“Ennesimo collaboratore di giustizia morto. Siamo l’unica categoria che dai tempi di Buscetta ad oggi, uccidono e ‘suicidano’ noi e i nostri familiari e nello stesso tempo siamo quella più abbandonata e con il più scarso livello di protezione. Diranno adesso: era un ex, non si escludono nuovi coinvolgimenti, forse non è stata la mafia, ecc. Insomma, il solito nastro. La verità è che ogni collaboratore o familiare morto che ritorna a delinquere o che ritratta è principalmente una sconfitta delle istituzioni, della società civile e una vittoria delle mafie. La verità è che anche quest’uomo l’ha ucciso il ‘sistema’”.

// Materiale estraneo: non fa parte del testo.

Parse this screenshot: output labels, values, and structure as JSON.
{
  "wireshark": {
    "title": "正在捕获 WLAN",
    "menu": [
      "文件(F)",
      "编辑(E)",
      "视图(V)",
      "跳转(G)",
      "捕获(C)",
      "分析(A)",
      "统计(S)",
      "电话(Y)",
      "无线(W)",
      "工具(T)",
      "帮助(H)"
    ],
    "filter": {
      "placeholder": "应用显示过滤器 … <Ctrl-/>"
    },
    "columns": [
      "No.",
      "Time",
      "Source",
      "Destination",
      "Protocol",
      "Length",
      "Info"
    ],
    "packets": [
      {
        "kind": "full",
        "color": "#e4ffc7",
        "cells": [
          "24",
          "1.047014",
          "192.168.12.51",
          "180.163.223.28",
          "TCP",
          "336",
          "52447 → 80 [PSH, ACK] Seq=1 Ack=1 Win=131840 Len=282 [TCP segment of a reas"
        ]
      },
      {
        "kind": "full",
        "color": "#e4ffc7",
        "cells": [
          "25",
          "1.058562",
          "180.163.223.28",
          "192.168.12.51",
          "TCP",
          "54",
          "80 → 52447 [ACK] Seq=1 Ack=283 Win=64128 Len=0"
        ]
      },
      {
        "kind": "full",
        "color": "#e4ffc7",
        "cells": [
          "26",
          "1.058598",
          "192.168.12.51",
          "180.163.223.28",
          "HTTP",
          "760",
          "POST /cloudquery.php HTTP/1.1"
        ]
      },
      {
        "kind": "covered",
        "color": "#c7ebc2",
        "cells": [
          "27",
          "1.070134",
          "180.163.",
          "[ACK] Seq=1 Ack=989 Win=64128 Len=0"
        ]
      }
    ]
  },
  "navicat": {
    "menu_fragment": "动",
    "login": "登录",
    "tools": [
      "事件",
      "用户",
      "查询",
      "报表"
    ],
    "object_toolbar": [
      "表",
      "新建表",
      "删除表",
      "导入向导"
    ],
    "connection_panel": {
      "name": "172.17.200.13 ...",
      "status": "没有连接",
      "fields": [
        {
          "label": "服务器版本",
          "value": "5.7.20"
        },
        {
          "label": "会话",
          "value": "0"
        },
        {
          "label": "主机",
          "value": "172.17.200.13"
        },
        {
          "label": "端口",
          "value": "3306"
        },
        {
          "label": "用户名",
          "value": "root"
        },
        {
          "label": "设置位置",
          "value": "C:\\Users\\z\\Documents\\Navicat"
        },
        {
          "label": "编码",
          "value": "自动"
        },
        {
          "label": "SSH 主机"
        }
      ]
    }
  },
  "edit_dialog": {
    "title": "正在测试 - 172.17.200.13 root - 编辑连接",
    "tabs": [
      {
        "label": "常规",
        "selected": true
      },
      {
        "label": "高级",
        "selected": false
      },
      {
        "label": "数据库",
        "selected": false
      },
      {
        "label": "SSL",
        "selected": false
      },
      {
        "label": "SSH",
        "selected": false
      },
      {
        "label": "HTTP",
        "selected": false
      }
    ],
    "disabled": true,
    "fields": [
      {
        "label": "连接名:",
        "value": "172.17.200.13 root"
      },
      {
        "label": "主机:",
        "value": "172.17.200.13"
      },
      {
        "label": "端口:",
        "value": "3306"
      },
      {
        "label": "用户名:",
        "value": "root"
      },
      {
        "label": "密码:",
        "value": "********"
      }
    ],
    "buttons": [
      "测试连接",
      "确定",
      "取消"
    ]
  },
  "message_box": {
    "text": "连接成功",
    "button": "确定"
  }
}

Scrive così, sulla sua pagina Facebook, il collaboratore di giustizia e fondatore del comitato sostenitori dei collaboratori e testimoni di giustizia, Luigi Bonaventura, a seguito dell’ennesimo omicidio di un uomo che aveva deciso di collaborare con lo Stato, Orazio Sciortino, avvenuto lo scorso 30 giugno nelle campagne di Vittoria, nel Ragusano. E non è la prima volta che, anche recentemente, un collaboratore viene ucciso. Nel 2018, il giorno di Natale, nel centro storico di Pesaro si è consumato l’omicidio di Marcello Bruzzese, 51 anni, fratello del collaboratore di giustizia Girolamo Bruzzese, di Rizziconi (Reggio Calabria). Il 25 aprile del 2019 è stato ammazzato Orazio Pino a Chiavari, un ex collaboratore di giustizia anche lui ed ex personaggio di spicco della famiglia di Giuseppe Pulvirenti, legata al clan di Nitto Santapaola.

Al di là della storia di ognuno di loro, del passato discutibile e del motivo per cui hanno deciso di intraprendere una strada diversa, un dato è certo: la mafia mostra la propria forza anche in questo modo e lo fa perché talvolta lo Stato allenta le maglie della protezione. E sono gli stessi collaboratori di giustizia a denunciare la solitudine, l’impossibilità di crescere con serenità i propri figli, la difficoltà a inserirsi in nuovi contesti, trovare un lavoro, l’inerzia di chi dovrebbe tutelarli e invece li abbandona al loro destino.

Nel caso dell’omicidio Sciortino, l’ultimo in ordine temporale, visto “lo scarso spessore criminale della vittima” non sembra riconducibile alla sua collaborazione con la giustizia, almeno per ora. Sciortino era anche rimasto coinvolto e ferito già un anno prima nel tentato omicidio del fratello, in difesa del quale era intervenuto a marzo 2019. Tuttavia il dibattito sul funzionamento del sistema di protezione per coloro che non sono testimoni di giustizia bensì collaboratori, resta. E come ha scritto Luigi Bonaventura, il fatto che spesso alcuni collaboratori tornino a delinquere è comunque una sconfitta per lo Stato, perché vuol dire che qualcosa non ha funzionato, che non si sono sentiti abbastanza tutelati, che hanno avuto paura.

La posizione di queste persone è in effetti singolare perché si trovano tra due fuochi: da un lato la mafia che vuole punirli per aver parlato, dall’altra lo Stato che spesso li lascia soli. L’opinione pubblica non si indigna abbastanza proprio perché li ritiene ex criminali o opportunisti. E, invece, ognuno di loro ha una storia, una propria dignità, sogna un futuro diverso, vuole avere un’altra occasione o, semplicemente, vuole garantire un’alternativa ai propri figli. È proprio grazie alle loro testimonianze, preziose, perché vengono dall’interno delle organizzazioni criminali, che è stato possibile scoprire i segreti delle mafie e combatterle, in maniera sempre più forte. E, talvolta, come nel caso di Bonaventura, si è anche assistito a un effetto domino: dopo le denunce del collaboratore di giustizia ci sono stati nuovi collaboratori che hanno deciso di cambiare rotta.

Ma è necessario un programma di protezione che li protegga veramente e che non li abbandoni a un certo punto, come accade della maggior parte dei casi. Spesso ci si trova soli, in città sconosciute, certe volte con la propria famiglia, altre da soli, con le proprie generalità ingombranti, soprattutto se si cerca un lavoro. Ci si trova sperduti e in preda alla paura, il rischio che si torni indietro è alto. E la responsabilità dell’inefficienza del sistema non è della mafia che è diventata più forte, perché la mafia in questo caso usa i metodi di sempre, ma è lo Stato a essere debole, a sottovalutare il fenomeno, a non capire che solo portando via alle organizzazioni criminali i loro aggregati è possibile indebolirle veramente.